On May 20, the National Tax Agency of Japan issued a notice clarifying the interpretation of laws and regulations regarding partial revisions to corporate tax rules. The notice revealed that crypto assets, specifically virtual currencies, issued by companies would be excluded from market value valuation under certain conditions. This move is seen as a step forward in improving the business environment for cryptocurrency-related companies operating in Japan.

Tax Reform

The exclusion of company-issued virtual currencies from market valuation has been under discussion for some time, and it was included in the “Ruling Party’s Tax System Reform Charter” for the fiscal year Reiwa 5. With the official notification from the National Tax Agency, the exclusion has now been formally decided upon.
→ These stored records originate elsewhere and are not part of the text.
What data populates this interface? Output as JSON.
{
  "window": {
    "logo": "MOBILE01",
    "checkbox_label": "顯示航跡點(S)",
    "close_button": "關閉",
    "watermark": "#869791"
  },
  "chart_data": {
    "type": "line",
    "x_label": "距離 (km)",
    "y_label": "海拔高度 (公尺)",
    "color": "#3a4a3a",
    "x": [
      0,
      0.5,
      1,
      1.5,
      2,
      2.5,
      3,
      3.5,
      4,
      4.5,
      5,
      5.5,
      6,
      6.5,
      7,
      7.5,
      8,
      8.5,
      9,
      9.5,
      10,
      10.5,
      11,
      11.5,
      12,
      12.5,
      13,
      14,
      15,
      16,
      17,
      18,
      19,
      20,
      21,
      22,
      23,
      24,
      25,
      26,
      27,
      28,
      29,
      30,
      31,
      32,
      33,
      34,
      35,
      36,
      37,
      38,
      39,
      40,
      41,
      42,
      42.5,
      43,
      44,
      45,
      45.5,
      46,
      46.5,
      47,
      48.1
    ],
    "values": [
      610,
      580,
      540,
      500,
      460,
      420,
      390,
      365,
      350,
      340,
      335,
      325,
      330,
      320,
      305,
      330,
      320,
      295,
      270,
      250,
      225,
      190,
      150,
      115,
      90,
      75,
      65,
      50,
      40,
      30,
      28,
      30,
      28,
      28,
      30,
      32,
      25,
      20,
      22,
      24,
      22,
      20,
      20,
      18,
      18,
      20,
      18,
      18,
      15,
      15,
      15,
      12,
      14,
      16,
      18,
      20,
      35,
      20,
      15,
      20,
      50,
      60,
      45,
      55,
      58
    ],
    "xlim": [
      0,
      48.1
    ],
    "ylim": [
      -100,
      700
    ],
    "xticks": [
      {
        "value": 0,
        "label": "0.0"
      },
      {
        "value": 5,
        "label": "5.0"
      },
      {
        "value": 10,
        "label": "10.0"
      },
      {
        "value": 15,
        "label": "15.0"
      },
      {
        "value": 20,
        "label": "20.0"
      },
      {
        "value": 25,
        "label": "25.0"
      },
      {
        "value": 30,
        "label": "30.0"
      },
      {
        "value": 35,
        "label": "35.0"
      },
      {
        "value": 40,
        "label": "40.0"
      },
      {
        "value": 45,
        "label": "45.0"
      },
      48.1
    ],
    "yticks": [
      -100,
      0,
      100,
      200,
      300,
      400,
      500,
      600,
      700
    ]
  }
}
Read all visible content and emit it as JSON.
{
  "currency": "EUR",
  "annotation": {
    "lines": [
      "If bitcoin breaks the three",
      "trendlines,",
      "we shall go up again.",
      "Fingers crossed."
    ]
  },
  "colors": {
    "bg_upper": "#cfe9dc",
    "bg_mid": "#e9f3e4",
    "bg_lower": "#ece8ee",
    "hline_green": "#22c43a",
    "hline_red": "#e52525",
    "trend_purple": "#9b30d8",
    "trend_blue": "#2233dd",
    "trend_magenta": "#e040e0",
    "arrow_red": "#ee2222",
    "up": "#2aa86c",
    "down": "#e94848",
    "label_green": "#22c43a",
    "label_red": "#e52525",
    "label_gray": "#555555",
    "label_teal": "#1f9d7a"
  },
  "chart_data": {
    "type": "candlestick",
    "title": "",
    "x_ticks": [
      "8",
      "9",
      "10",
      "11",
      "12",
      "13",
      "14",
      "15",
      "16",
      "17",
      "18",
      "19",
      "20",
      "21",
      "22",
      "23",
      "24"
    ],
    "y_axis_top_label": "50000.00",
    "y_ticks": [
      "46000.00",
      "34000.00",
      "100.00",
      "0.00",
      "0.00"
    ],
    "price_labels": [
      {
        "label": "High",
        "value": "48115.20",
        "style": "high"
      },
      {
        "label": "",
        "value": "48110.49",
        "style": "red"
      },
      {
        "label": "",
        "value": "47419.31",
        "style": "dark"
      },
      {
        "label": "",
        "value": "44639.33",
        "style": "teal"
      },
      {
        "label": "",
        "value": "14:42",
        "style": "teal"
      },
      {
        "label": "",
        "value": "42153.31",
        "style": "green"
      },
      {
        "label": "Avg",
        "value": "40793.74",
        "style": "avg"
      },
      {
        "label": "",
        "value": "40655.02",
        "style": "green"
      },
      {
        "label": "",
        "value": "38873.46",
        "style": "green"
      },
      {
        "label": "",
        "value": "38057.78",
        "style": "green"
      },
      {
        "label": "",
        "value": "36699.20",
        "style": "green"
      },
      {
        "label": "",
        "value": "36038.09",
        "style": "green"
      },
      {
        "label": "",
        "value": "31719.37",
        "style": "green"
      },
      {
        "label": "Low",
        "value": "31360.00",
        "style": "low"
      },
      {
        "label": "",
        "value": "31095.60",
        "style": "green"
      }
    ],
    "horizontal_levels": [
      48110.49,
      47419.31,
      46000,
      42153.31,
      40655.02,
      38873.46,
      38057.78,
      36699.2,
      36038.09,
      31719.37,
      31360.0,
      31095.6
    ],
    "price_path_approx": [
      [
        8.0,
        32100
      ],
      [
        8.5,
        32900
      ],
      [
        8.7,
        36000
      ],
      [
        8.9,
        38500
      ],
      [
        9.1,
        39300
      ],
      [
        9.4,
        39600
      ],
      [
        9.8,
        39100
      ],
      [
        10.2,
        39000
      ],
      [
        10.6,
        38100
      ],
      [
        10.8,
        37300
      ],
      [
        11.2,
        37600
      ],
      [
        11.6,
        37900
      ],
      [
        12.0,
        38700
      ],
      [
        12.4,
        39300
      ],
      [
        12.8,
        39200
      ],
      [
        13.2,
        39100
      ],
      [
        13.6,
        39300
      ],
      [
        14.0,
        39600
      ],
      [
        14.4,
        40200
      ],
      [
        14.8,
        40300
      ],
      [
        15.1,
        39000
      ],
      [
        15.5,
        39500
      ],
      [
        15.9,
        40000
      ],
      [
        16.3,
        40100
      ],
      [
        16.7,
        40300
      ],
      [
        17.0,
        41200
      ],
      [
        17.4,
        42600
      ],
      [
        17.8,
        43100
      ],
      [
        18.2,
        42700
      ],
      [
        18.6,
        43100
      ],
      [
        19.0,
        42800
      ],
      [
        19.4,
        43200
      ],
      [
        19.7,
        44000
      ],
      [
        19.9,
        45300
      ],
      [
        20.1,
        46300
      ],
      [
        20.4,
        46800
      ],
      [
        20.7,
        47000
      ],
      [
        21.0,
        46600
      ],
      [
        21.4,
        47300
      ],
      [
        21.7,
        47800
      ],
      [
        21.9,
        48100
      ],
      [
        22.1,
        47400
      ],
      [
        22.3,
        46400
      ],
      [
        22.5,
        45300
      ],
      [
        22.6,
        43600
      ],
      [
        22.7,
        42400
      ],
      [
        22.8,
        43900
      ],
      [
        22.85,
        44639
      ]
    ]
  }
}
Previously, under existing laws, companies holding virtual currencies were subject to taxation on unrealized gains at the end of the period. This rule has been criticized for burdening companies and impeding innovation in the cryptocurrency and blockchain sectors. Consequently, some companies opted to conduct their business operations outside of Japan. The revision to the tax rules will relax regulations on in-house issued virtual currencies.

The exclusion from market valuation comes with two main conditions. Firstly, the virtual currency must be issued by the company and held continuously since its issuance. Secondly, transfer restrictions must be continuously imposed from the time of issuance, either through technical measures to prevent transfers to others or by meeting specific requirements as trust property.

 

National Tax Agency’s Notice

The notice from the National Tax Agency has received positive feedback from individuals engaged in virtual currency-related businesses and the Japanese community as a whole. Sota Watanabe, founder of the ASTR Network and an advocate for revising this rule, expressed his joy at the development. However, it’s important to note that this revision only applies to virtual currencies issued in-house. There is still an issue with virtual currencies issued by other companies in terms of corporate tax regulations.

Masaaki Taira, a member of the Liberal Democratic Party and chair of the Web3 project team, commented on this matter. The Web3 project team not only proposes revisions to corporate tax laws but also suggests separate taxation of profits and losses related to virtual currency transactions.